Don't Be Afraid To Say 'I Don't Know'
J. Crew's Mickey Drexler is both control freak and visionary. He sweats the details. He is . . . unusual, in his own unique way. He is also known to say "I don't know" when asked a question he does not know. Less confident leaders would try to BS their way out of a question. Cisco CMO Blair Christie has confidently and repeatedly stated she can't possibly know all the answers.
Even a $117B company like Cisco's leaders wont have all the answers. What is important is acknowledging it, and defining the action you will take through that uncertainty.
Corporate Social Responsibility (CSR) Becomes Pro-Social
CSR used to be a whitewash for companies to soften criticisms over profits. It was a great corporate way of saying "but look at the good we can accomplish." However, leaders are taking the idea of CSR and evolving it into pro-social behavior; namely, how can we all benefit from our giving back. This goes beyond "giving for the sake of giving," but organizations smartly taking a stance on some issue and truly believing in ways to address.

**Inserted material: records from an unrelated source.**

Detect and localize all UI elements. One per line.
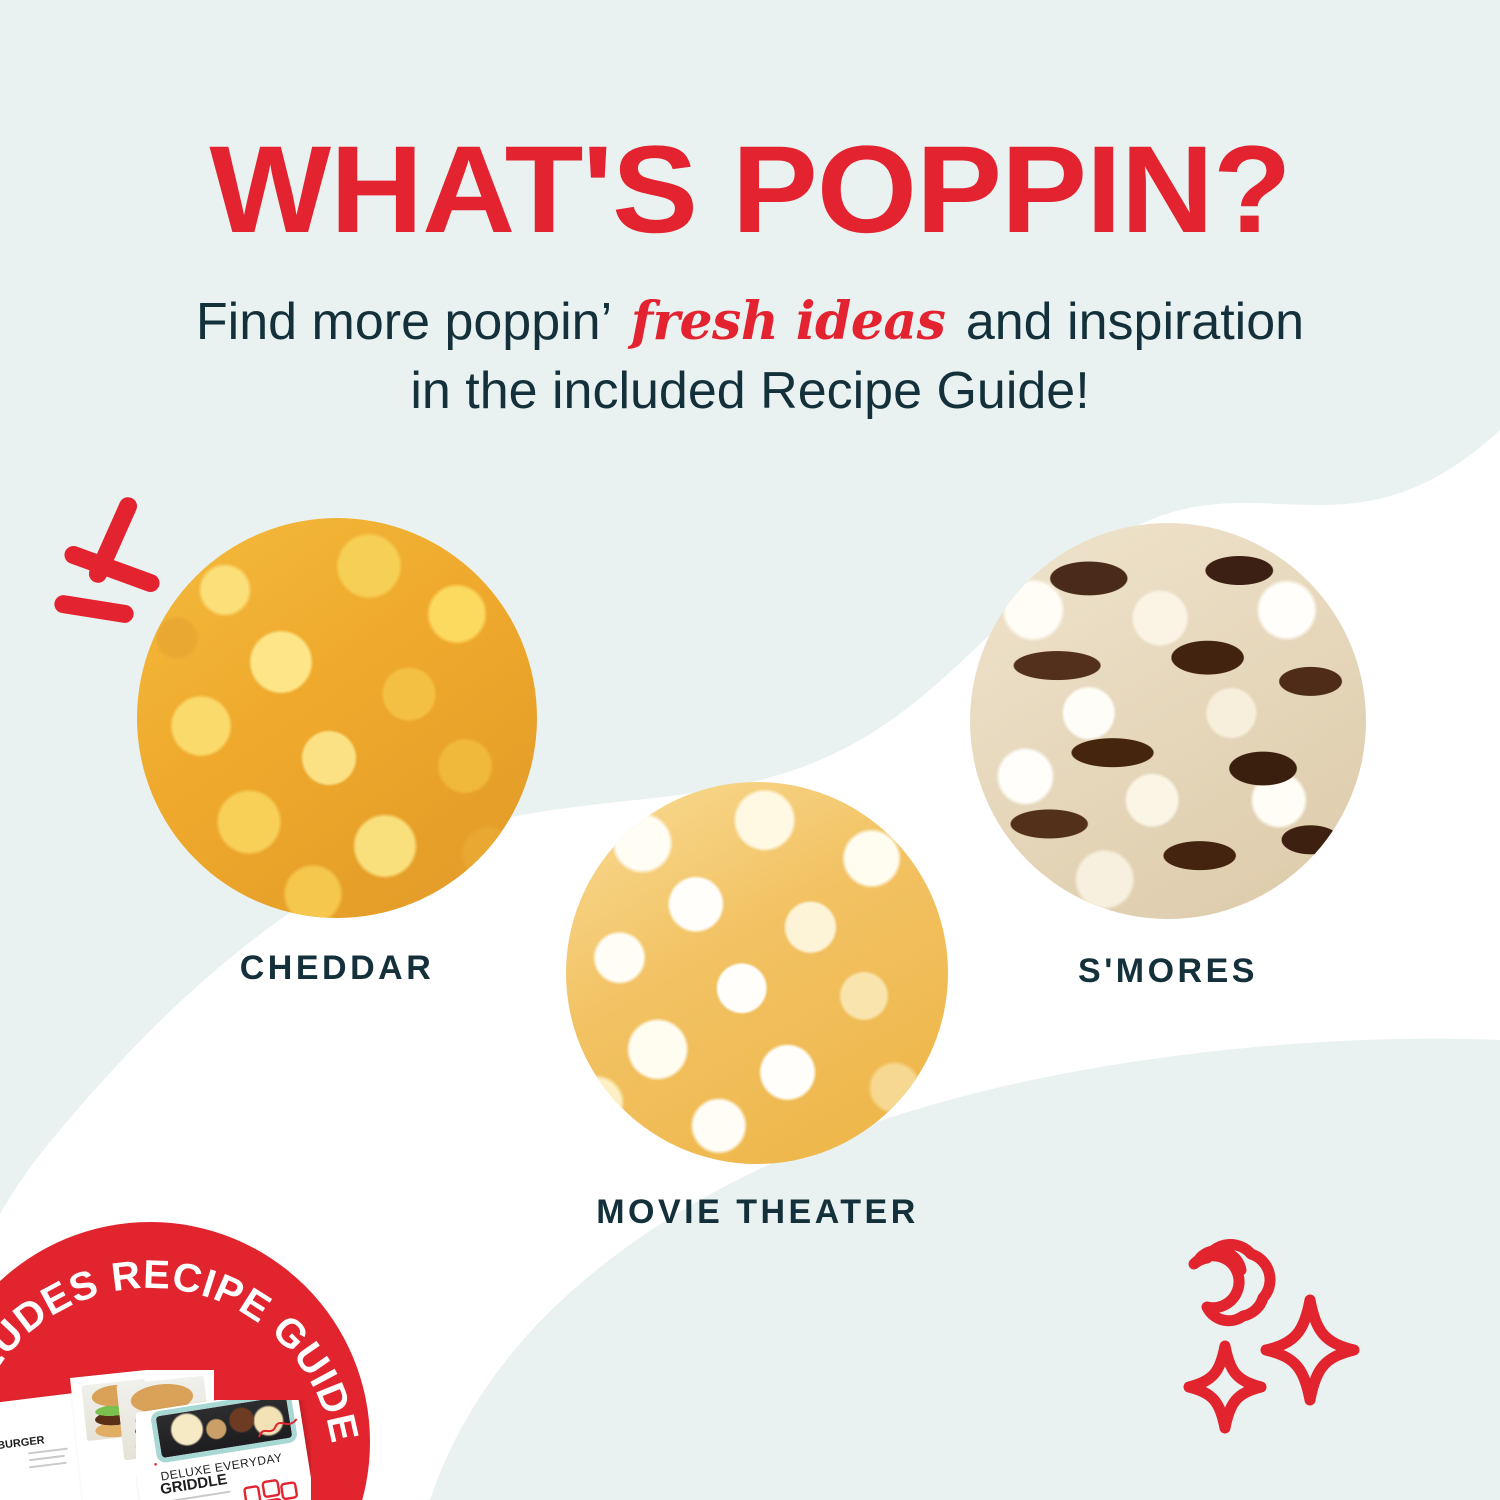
flavor-image-cheddar — [137, 518, 537, 918]
flavor-image-smores — [970, 523, 1366, 919]
movie-theater-popcorn-texture — [566, 782, 948, 1164]
manual-brand-mark: ● — [154, 1462, 159, 1468]
flavor-label-smores: S'MORES — [970, 952, 1366, 991]
flavor-label-cheddar: CHEDDAR — [137, 949, 537, 988]
flavor-label-movie-theater: MOVIE THEATER — [510, 1193, 1005, 1232]
flavor-image-movie-theater — [566, 782, 948, 1164]
sparkle-icon-large — [1266, 1300, 1354, 1400]
recipe-guide-badge[interactable]: INCLUDES RECIPE GUIDE CLASSIC CHEESEBURG… — [0, 1222, 390, 1500]
smores-popcorn-texture — [970, 523, 1366, 919]
promo-canvas: WHAT'S POPPIN? Find more poppin’ fresh i… — [0, 0, 1500, 1500]
subtitle-part-2: and inspiration — [966, 293, 1304, 351]
griddle-manual-cover: ● DELUXE EVERYDAY GRIDDLE — [136, 1400, 311, 1500]
subtitle: Find more poppin’ fresh ideas and inspir… — [0, 287, 1500, 426]
subtitle-line-2: in the included Recipe Guide! — [410, 362, 1089, 420]
subtitle-script-highlight: fresh ideas — [625, 291, 952, 352]
sparkle-icon-small — [1189, 1346, 1261, 1428]
popcorn-icon — [1194, 1244, 1270, 1320]
subtitle-part-1: Find more poppin’ — [196, 293, 610, 351]
cheddar-popcorn-texture — [137, 518, 537, 918]
popcorn-sparkle-icon-group — [1140, 1228, 1430, 1468]
page-title: WHAT'S POPPIN? — [0, 128, 1500, 252]
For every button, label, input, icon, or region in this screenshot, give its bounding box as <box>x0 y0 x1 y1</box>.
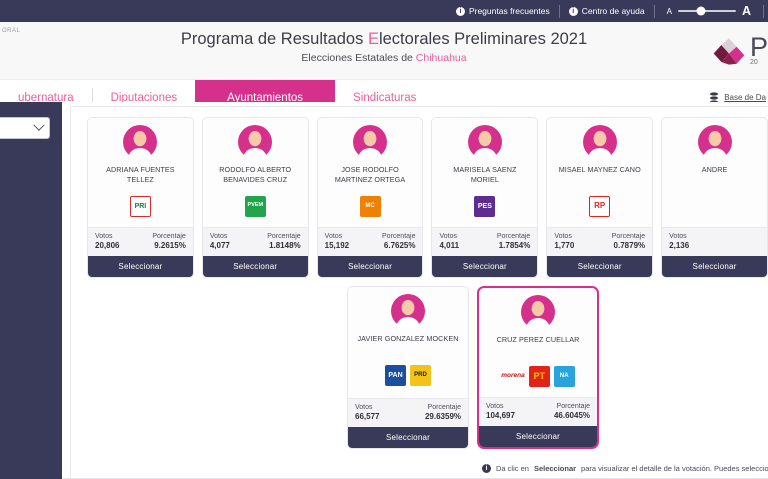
card-stats: Votos Porcentaje 20,806 9.2615% <box>88 227 193 256</box>
card-stats: Votos Porcentaje 104,697 46.6045% <box>479 397 597 426</box>
percent-value: 6.7625% <box>384 241 416 250</box>
candidate-name: JAVIER GONZALEZ MOCKEN <box>357 334 458 354</box>
card-stats: Votos Porcentaje 15,192 6.7625% <box>318 227 423 256</box>
font-size-large-label: A <box>742 4 751 18</box>
page-title-part1: Programa de Resultados <box>181 30 368 48</box>
left-sidebar <box>0 102 62 479</box>
faq-label: Preguntas frecuentes <box>469 0 550 22</box>
row-spacer <box>217 286 339 449</box>
page-header: ORAL Programa de Resultados Electorales … <box>0 22 768 80</box>
movimiento-ciudadano-logo: MC <box>360 196 381 217</box>
card-stats: Votos 2,136 <box>662 227 767 256</box>
results-panel: ADRIANA FUENTES TELLEZ PRI Votos Porcent… <box>70 106 768 479</box>
candidate-card[interactable]: RODOLFO ALBERTO BENAVIDES CRUZ PVEM Voto… <box>202 117 309 278</box>
card-body: JOSE RODOLFO MARTINEZ ORTEGA MC <box>318 118 423 227</box>
page-title-accent: E <box>368 30 379 48</box>
votes-label: Votos <box>355 404 373 411</box>
votes-value: 1,770 <box>554 241 574 250</box>
select-button[interactable]: Seleccionar <box>432 256 537 277</box>
page-title: Programa de Resultados Electorales Preli… <box>0 30 768 49</box>
select-button[interactable]: Seleccionar <box>203 256 308 277</box>
candidate-card[interactable]: ANDRE Votos 2,136 Seleccionar <box>661 117 768 278</box>
selection-hint: i Da clic en Seleccionar para visualizar… <box>62 464 768 473</box>
font-size-slider[interactable]: A A <box>655 4 763 18</box>
avatar <box>238 125 272 159</box>
card-stats: Votos Porcentaje 4,011 1.7854% <box>432 227 537 256</box>
subtitle-prefix: Elecciones Estatales de <box>301 52 415 64</box>
percent-label: Porcentaje <box>267 233 300 240</box>
candidate-card-selected[interactable]: CRUZ PEREZ CUELLAR morena PT NA Votos Po… <box>477 286 599 449</box>
hint-suffix: para visualizar el detalle de la votació… <box>581 464 768 473</box>
pvem-logo: PVEM <box>245 196 266 217</box>
percent-label: Porcentaje <box>612 233 645 240</box>
candidate-row-2: JAVIER GONZALEZ MOCKEN PAN PRD Votos Por… <box>87 286 768 449</box>
votes-value: 104,697 <box>486 411 515 420</box>
votes-label: Votos <box>325 233 343 240</box>
votes-label: Votos <box>95 233 113 240</box>
percent-value: 29.6359% <box>425 412 461 421</box>
votes-value: 20,806 <box>95 241 119 250</box>
candidate-row-1: ADRIANA FUENTES TELLEZ PRI Votos Porcent… <box>87 117 768 278</box>
avatar <box>123 125 157 159</box>
card-stats: Votos Porcentaje 1,770 0.7879% <box>547 227 652 256</box>
select-button[interactable]: Seleccionar <box>479 426 597 447</box>
candidate-name: JOSE RODOLFO MARTINEZ ORTEGA <box>324 165 417 185</box>
card-body: ADRIANA FUENTES TELLEZ PRI <box>88 118 193 227</box>
percent-value: 1.7854% <box>499 241 531 250</box>
avatar <box>468 125 502 159</box>
nueva-alianza-logo: NA <box>554 366 575 387</box>
candidate-card[interactable]: MISAEL MAYNEZ CANO RP Votos Porcentaje 1… <box>546 117 653 278</box>
candidate-card[interactable]: MARISELA SAENZ MORIEL PES Votos Porcenta… <box>431 117 538 278</box>
card-body: CRUZ PEREZ CUELLAR morena PT NA <box>479 288 597 397</box>
municipality-select[interactable] <box>0 117 50 139</box>
database-label: Base de Da <box>724 93 766 102</box>
results-content: ADRIANA FUENTES TELLEZ PRI Votos Porcent… <box>62 102 768 479</box>
candidate-card[interactable]: ADRIANA FUENTES TELLEZ PRI Votos Porcent… <box>87 117 194 278</box>
chevron-down-icon <box>33 120 44 131</box>
votes-value: 2,136 <box>669 241 689 250</box>
votes-label: Votos <box>669 233 687 240</box>
select-button[interactable]: Seleccionar <box>547 256 652 277</box>
candidate-name: CRUZ PEREZ CUELLAR <box>497 335 580 355</box>
candidate-name: MISAEL MAYNEZ CANO <box>559 165 641 185</box>
pt-logo: PT <box>529 366 550 387</box>
party-logos: RP <box>589 195 610 217</box>
card-body: MISAEL MAYNEZ CANO RP <box>547 118 652 227</box>
candidate-card[interactable]: JOSE RODOLFO MARTINEZ ORTEGA MC Votos Po… <box>317 117 424 278</box>
morena-logo: morena <box>501 366 524 387</box>
percent-label: Porcentaje <box>382 233 415 240</box>
percent-value: 1.8148% <box>269 241 301 250</box>
title-block: Programa de Resultados Electorales Preli… <box>0 22 768 64</box>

This is particularly astute for organizations courting Millennials. The newest generation to enter the workforce is keen to work in organizations that align with their societal values, many going so far as to say they will leave a company when they no longer align. Put another way, their impact on society is larger than any other factor for staying with an organization.
The recession had an interesting impact on corporate giving where a vast majority saw their contributions stay steady even during the worst years of the downturn since 2008. When companies were tightening their belts in every other area of business, corporate giving and pro-social behavior at least stayed flat.
Leaders have become more outspoken about the society problem they wish to solve and have found unique ways to solve those problems. No longer just about giving, it is the idea that their organization has some ability to resolve an issue, and this community impact benefits all.
The stoic, can-do-no-wrong executive still exists in the wild. There are plenty of examples and perhaps you work for one. But, there is a new breed of exec who aspires to something greater by being uniquely human.